Elles partent à travers l'Inde, en se délaissant de tout bien matériel, dans d'interminables marches à pied. Après plusieurs semaines, le temps est aboli. Il n'y a plus que la route. Alice finit par ressembler à Laure. « Au dehors la machine des corps fonctionne. Au-dedans, la mort gagne comme une gangrène ». Alice comprend qu'elle doit se séparer de Laure. Poussée par une formidable énergie, elle reprend seule sa marche « dans le mouvement machinal et sans raison de la vie ». La pluie a commencé à tomber, incessante, pénétrante. L'eau se répand partout. Un atroce chemin de croix au bout duquel elle réussira à regarder de l'autre côté du miroir.
Ce texte fort et sans concessions laisse apparaître des symboles qui nous émeuvent autant qu'ils nous font réfléchir. Comme, vers la fin du roman, ces ruines d'une ville bâtie par les colonisateurs portugais emmenés par Vasco de Gama pour conquérir l'Inde, ne représentent-elles pas les prémices de notre société marchandisée ? Dans le même temps, ces ruines constituent pour Alice (et pour nous ?) une matrice pour une renaissance possible.
Nous y trouvons aussi cette référence à la chanson de Léonard Cohen : Suzanne.

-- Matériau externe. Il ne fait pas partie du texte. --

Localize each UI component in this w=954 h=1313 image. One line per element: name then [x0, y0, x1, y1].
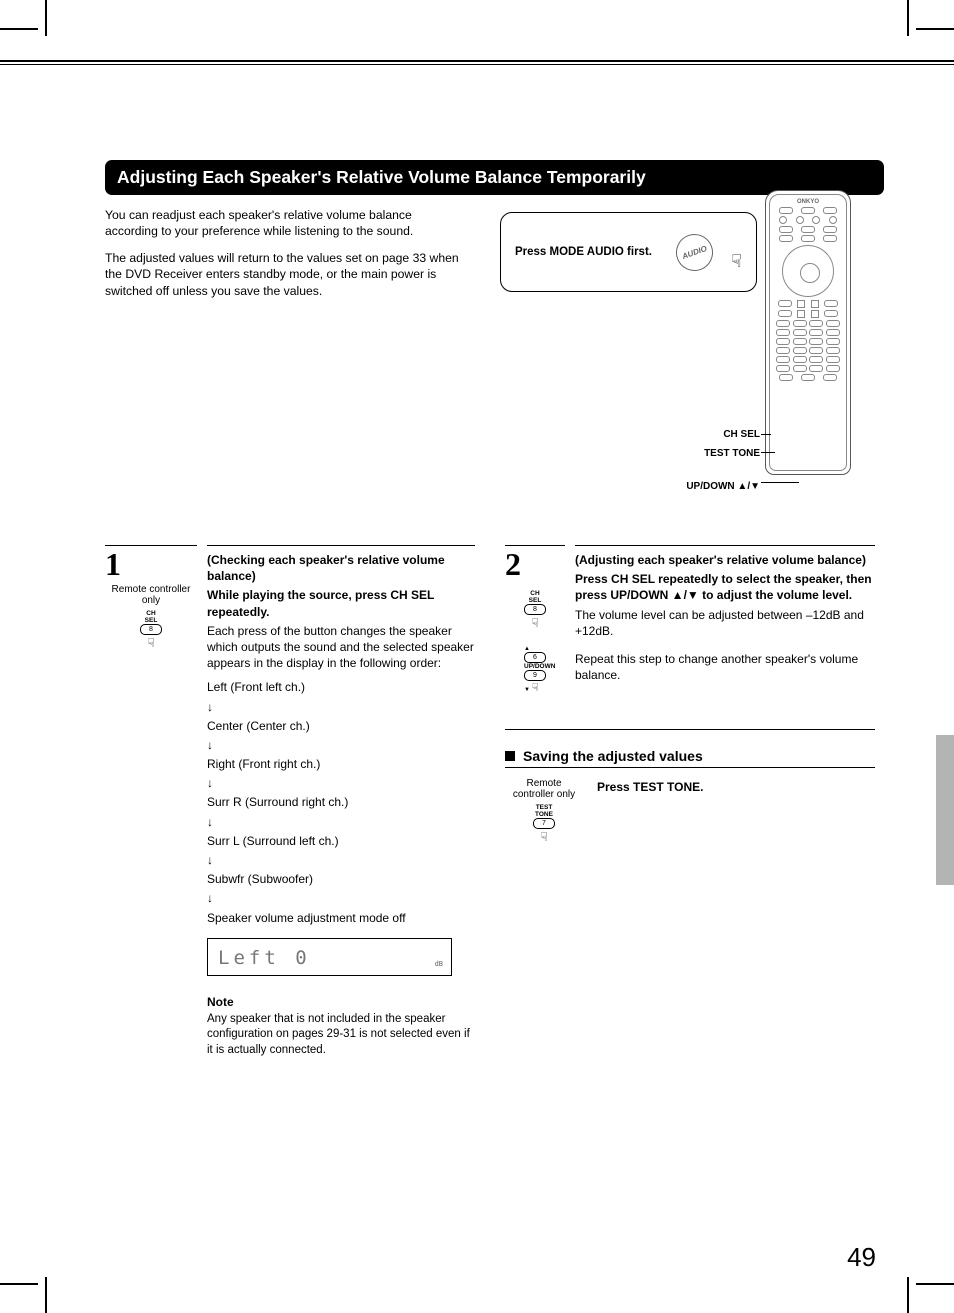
- step-1: 1 Remote controller only CH SEL 8 ☟ (Che…: [105, 545, 475, 1058]
- step-instruction: Press CH SEL repeatedly to select the sp…: [575, 571, 875, 603]
- step-heading: (Adjusting each speaker's relative volum…: [575, 552, 875, 568]
- note-body: Any speaker that is not included in the …: [207, 1012, 475, 1059]
- test-tone-label: TEST TONE: [665, 444, 760, 463]
- divider: [505, 767, 875, 768]
- thumb-tab: [936, 735, 954, 885]
- up-down-button-icon: ▲ 6 UP/DOWN 9 ▼☟: [524, 646, 546, 694]
- header-rule: [0, 60, 954, 62]
- section-title: Adjusting Each Speaker's Relative Volume…: [105, 160, 884, 195]
- save-instruction: Press TEST TONE.: [597, 778, 703, 844]
- intro-text: You can readjust each speaker's relative…: [105, 207, 465, 299]
- leader-line: [761, 482, 799, 483]
- step-number: 1: [105, 548, 197, 580]
- audio-disc-icon: AUDIO: [671, 228, 718, 275]
- step-body-text: Each press of the button changes the spe…: [207, 623, 475, 672]
- crop-mark: [907, 1277, 909, 1313]
- lcd-display: Left 0 dB: [207, 938, 452, 976]
- leader-line: [761, 452, 775, 453]
- up-down-label: UP/DOWN ▲/▼: [665, 477, 760, 496]
- step-body-text: The volume level can be adjusted between…: [575, 607, 875, 639]
- crop-mark: [45, 1277, 47, 1313]
- speaker-sequence: Left (Front left ch.)↓ Center (Center ch…: [207, 679, 475, 925]
- intro-paragraph: The adjusted values will return to the v…: [105, 250, 465, 299]
- note-heading: Note: [207, 994, 475, 1010]
- remote-button-labels: CH SEL TEST TONE UP/DOWN ▲/▼: [665, 425, 760, 496]
- intro-paragraph: You can readjust each speaker's relative…: [105, 207, 465, 240]
- ch-sel-label: CH SEL: [665, 425, 760, 444]
- header-rule-thin: [0, 64, 954, 65]
- step-heading: (Checking each speaker's relative volume…: [207, 552, 475, 584]
- test-tone-button-icon: TEST TONE 7 ☟: [533, 804, 555, 844]
- divider: [505, 729, 875, 730]
- step-2: 2 CH SEL 8 ☟ ▲ 6 UP/DOWN 9 ▼☟: [505, 545, 875, 1058]
- crop-mark: [916, 28, 954, 30]
- ch-sel-button-icon: CH SEL 8 ☟: [524, 590, 546, 630]
- crop-mark: [907, 0, 909, 36]
- step-instruction: While playing the source, press CH SEL r…: [207, 587, 475, 619]
- square-bullet-icon: [505, 751, 515, 761]
- remote-only-label: Remote controller only: [105, 584, 197, 606]
- mode-audio-text: Press MODE AUDIO first.: [515, 246, 652, 258]
- page-number: 49: [847, 1242, 876, 1273]
- crop-mark: [0, 1283, 38, 1285]
- ch-sel-button-icon: CH SEL 8 ☟: [140, 610, 162, 650]
- step-number: 2: [505, 548, 565, 580]
- remote-illustration: ONKYO: [765, 190, 851, 475]
- crop-mark: [0, 28, 38, 30]
- remote-only-label: Remote controller only TEST TONE 7 ☟: [505, 778, 583, 844]
- crop-mark: [916, 1283, 954, 1285]
- hand-icon: ☟: [731, 251, 742, 272]
- mode-audio-callout: Press MODE AUDIO first. AUDIO ☟: [500, 212, 757, 292]
- step-body-text: Repeat this step to change another speak…: [575, 651, 875, 683]
- saving-heading: Saving the adjusted values: [505, 748, 875, 764]
- crop-mark: [45, 0, 47, 36]
- leader-line: [761, 434, 771, 435]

Pour ceux qui l'écoutaient dans leur jeunesse, l'évocation de cette chanson installe tout de suite une nostalgie. Toute une époque remonte soudain du passé. Cela peut paraître un bon truc d'écrivain pour installer le lecteur dans une ambiance, une atmosphère. Mais est-ce la seule raison ? Si nous l'examinons de plus près, que nous raconte-t-elle ? Suzanne, fille pauvre, un peu folle, qui habite près d'une rivière, n'a rien et pourtant c'est elle qui nous indique où regarder, elle nous invite à regarder de l'autre côté du miroir. Nous devons accepter de nous perdre pour vivre. Une chanson étrange, onirique dont les paroles ont un sens caché, et qui, comme ce beau roman, nous appelle à percevoir ce que nous ne voyons jamais. Au-delà de nous-mêmes.